Is this just craziness or is there something in this sentence that means it has to be "I" and not "He"?
I've always known the saying as "The word on this street is..." - i.e. a different placement of the verb. But of course this reflects (basically) what Duolingo already offered above - though Duo's sentence is in a rather uncommon form; if I encountered this exact wording, I'd have to think twice before I understood what was intended.
Well normally it's a different verb form for I pronouns, as opposed to you pronouns or he/she/it pronouns, but with past perfect they are all the same, so in this sentence, how do you know if "habia oido" is supposed to mean "I had heard," as opposed to "you had heard," or "he/she/it had heard"?
Ah, I understand. You're right - it's like that with the imperfect past tense as well.
In Duo, you just have to guess which one you think it might be and hope that it's right! There are plenty of examples where they haven't added a certain response to their database of correct answers (for example, accepted ella or él but not usted) and if that happens you have to use the report function to notify them of the problem.

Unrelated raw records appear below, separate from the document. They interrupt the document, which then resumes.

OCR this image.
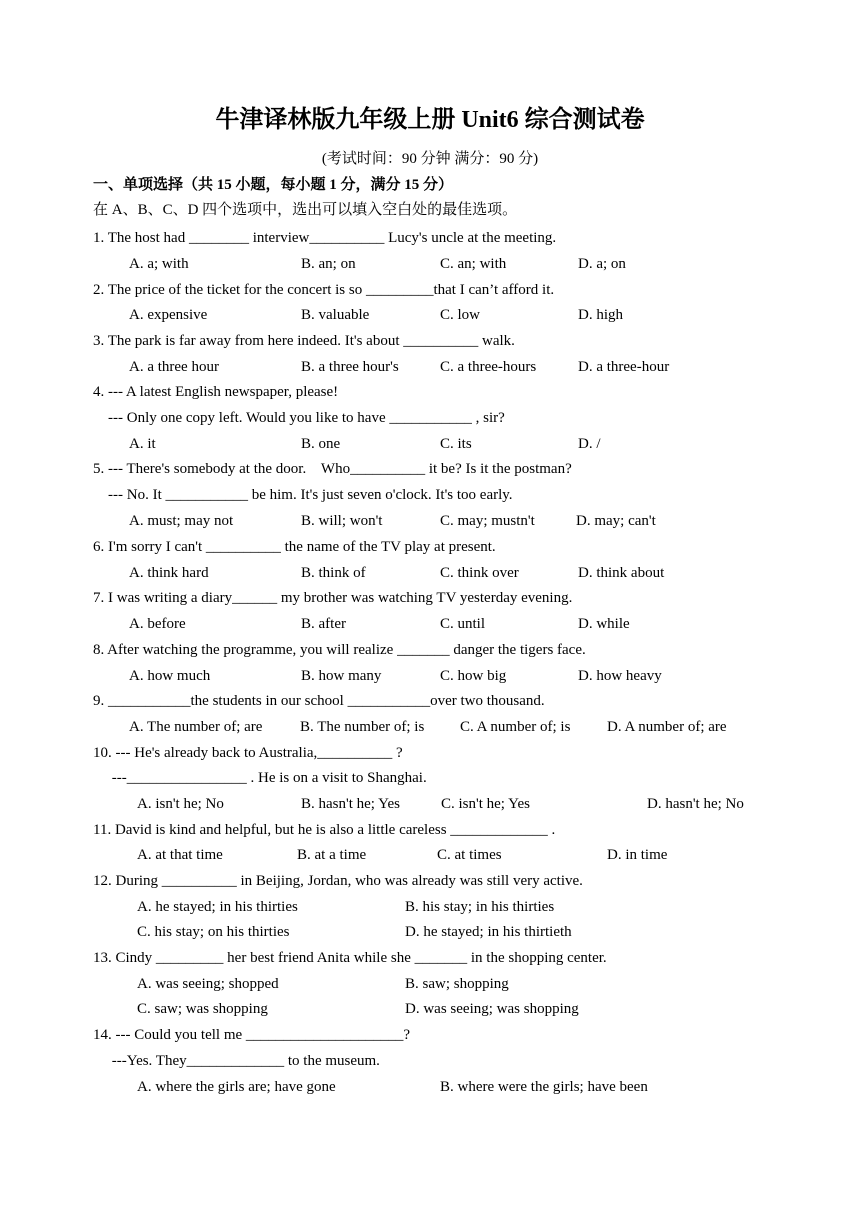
牛津译林版九年级上册 Unit6 综合测试卷
(考试时间：90 分钟 满分：90 分)
一、单项选择（共 15 小题，每小题 1 分，满分 15 分）
在 A、B、C、D 四个选项中，选出可以填入空白处的最佳选项。
1. The host had ________ interview__________ Lucy's uncle at the meeting.
A. a; with	B. an; on	C. an; with	D. a; on
2. The price of the ticket for the concert is so _________that I can’t afford it.
A. expensive	B. valuable	C. low	D. high
3. The park is far away from here indeed. It's about __________ walk.
A. a three hour	B. a three hour's	C. a three-hours	D. a three-hour
4. --- A latest English newspaper, please!
--- Only one copy left. Would you like to have ___________ , sir?
A. it	B. one	C. its	D. /
5. --- There's somebody at the door.    Who__________ it be? Is it the postman?
--- No. It ___________ be him. It's just seven o'clock. It's too early.
A. must; may not	B. will; won't	C. may; mustn't	D. may; can't
6. I'm sorry I can't __________ the name of the TV play at present.
A. think hard	B. think of	C. think over	D. think about
7. I was writing a diary______ my brother was watching TV yesterday evening.
A. before	B. after	C. until	D. while
8. After watching the programme, you will realize _______ danger the tigers face.
A. how much	B. how many	C. how big	D. how heavy
9. ___________the students in our school ___________over two thousand.
A. The number of; are	B. The number of; is C. A number of; is D. A number of; are
10. --- He's already back to Australia,__________ ?
---________________ . He is on a visit to Shanghai.
A. isn't he; No	B. hasn't he; Yes	C. isn't he; Yes	D. hasn't he; No
11. David is kind and helpful, but he is also a little careless _____________ .
A. at that time	B. at a time	C. at times	D. in time
12. During __________ in Beijing, Jordan, who was already was still very active.
A. he stayed; in his thirties	B. his stay; in his thirties
C. his stay; on his thirties	D. he stayed; in his thirtieth
13. Cindy _________ her best friend Anita while she _______ in the shopping center.
A. was seeing; shopped	B. saw; shopping
C. saw; was shopping	D. was seeing; was shopping
14. --- Could you tell me _____________________?
---Yes. They_____________ to the museum.
A. where the girls are; have gone	B. where were the girls; have been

In real life, context will usually take care of any ambiguity, but in Duo it's really just a crapshoot.
Hmm, I don't think it quite works like that, even though there is no pronoun, 'cosas' cannot be the subject either because it is the object in this instance. Otherwise it would be more "cosas habían sido oír en la calle". As mentioned in a previous comment, pronouns are usually used with past perfect sentences, but because Duolingo isn't a person it has not used pronouns probably because it may not be easy to fix.
Not necessarily. There is an assumption that the subject is known through some greater context, which is absent here. It's similar to wondering who "he" or "she" is. I mean, suppose we explicitly included the subject pronoun "ella." How do you know who she is? It could be Mary, or Jane, or Janelle, or .... And even if we knew it was Mary, how do we know if it's Mary Shelley or Mary Stuart or Mary Tyler Moore or ....
The point is that we understand all of this via context. You're absolutely right that we know next to nothing about the subject with the single given sentence. It depends on more information.
For the Duo drills, you can usually choose "I" or "she," but that's purely arbitrary.